Economie, démocratie, droits de douane… Barack Obama a lâché ses coups contre la politique de Donald Trump avant des élections régionales à valeur de test. La Cour suprême inféodée aux thèses des ultraconservateurs du Parti républicain en a pris également pour son grade
En campagne pour les démocrates avant des élections régionales à valeur de test, Barack Obama en a profité pour décocher ses flèches contre l’actuel locataire de la Maison-Blanche. Lors de meeting samedi, l’ancien président des Etats-Unis a en effet critiqué Donald Trump pour ses politiques « chaotiques » et mis en garde contre les dangers qui menacent la démocratie américaine.

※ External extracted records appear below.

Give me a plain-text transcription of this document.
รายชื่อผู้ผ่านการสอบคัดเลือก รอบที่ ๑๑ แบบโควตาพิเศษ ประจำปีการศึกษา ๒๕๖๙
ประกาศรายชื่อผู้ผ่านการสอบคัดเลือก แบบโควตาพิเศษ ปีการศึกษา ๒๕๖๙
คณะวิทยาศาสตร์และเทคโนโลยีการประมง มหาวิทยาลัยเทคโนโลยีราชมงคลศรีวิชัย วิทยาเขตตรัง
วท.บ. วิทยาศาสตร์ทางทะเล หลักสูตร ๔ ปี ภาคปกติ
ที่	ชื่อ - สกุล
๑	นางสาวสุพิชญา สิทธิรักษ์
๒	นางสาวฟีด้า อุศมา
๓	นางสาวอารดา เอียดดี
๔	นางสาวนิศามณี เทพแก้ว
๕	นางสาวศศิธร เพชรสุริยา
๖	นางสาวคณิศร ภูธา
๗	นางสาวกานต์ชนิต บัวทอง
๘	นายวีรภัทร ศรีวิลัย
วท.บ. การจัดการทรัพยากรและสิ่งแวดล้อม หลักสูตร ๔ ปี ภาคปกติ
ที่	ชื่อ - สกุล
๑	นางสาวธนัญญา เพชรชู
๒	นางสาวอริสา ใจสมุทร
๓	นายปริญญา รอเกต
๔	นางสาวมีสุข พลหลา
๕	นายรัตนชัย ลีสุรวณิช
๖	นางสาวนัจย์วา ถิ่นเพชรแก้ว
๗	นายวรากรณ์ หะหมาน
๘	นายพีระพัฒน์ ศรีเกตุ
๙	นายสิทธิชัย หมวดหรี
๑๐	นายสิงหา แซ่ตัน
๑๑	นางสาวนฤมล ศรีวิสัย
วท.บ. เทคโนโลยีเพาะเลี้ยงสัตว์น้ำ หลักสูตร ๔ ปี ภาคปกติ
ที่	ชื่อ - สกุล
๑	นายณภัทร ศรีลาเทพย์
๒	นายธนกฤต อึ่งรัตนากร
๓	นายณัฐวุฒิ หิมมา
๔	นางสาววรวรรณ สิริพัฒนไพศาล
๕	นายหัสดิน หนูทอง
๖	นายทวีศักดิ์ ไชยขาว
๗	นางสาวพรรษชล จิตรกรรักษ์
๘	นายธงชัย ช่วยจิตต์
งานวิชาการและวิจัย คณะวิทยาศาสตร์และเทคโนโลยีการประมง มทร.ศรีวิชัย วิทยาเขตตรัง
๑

Neuf mois après le début du second mandat de Donald Trump, « la situation s’est-elle améliorée ? » pour ceux qui ont voulu « tenter leur chance » avec le républicain, a-t-il lancé à Norfolk, en Virginie. « L’économie fonctionne-t-elle mieux pour vous ? Car elle s’est certainement améliorée pour (Donald) Trump et sa famille.» « Pour les familles ordinaires, les coûts n’ont pas baissé, ils ont augmenté, à cause de cette politique tarifaire chaotique », a-t-il ajouté, faisant référence aux droits de douane imposés par Trump.
Obama, une figure toujours influente
Barack Obama, qui reste une figure influente au sein du Parti démocrate, est monté sur scène sous les applaudissements en Virginie, puis dans le New Jersey, pour soutenir deux candidats au poste de gouverneur. Les résultats de ces élections qui auront lieu mardi seront scrutés au-delà de la sphère locale et serviront, dans une certaine mesure, de baromètre avant les élections de mi-mandat de 2026.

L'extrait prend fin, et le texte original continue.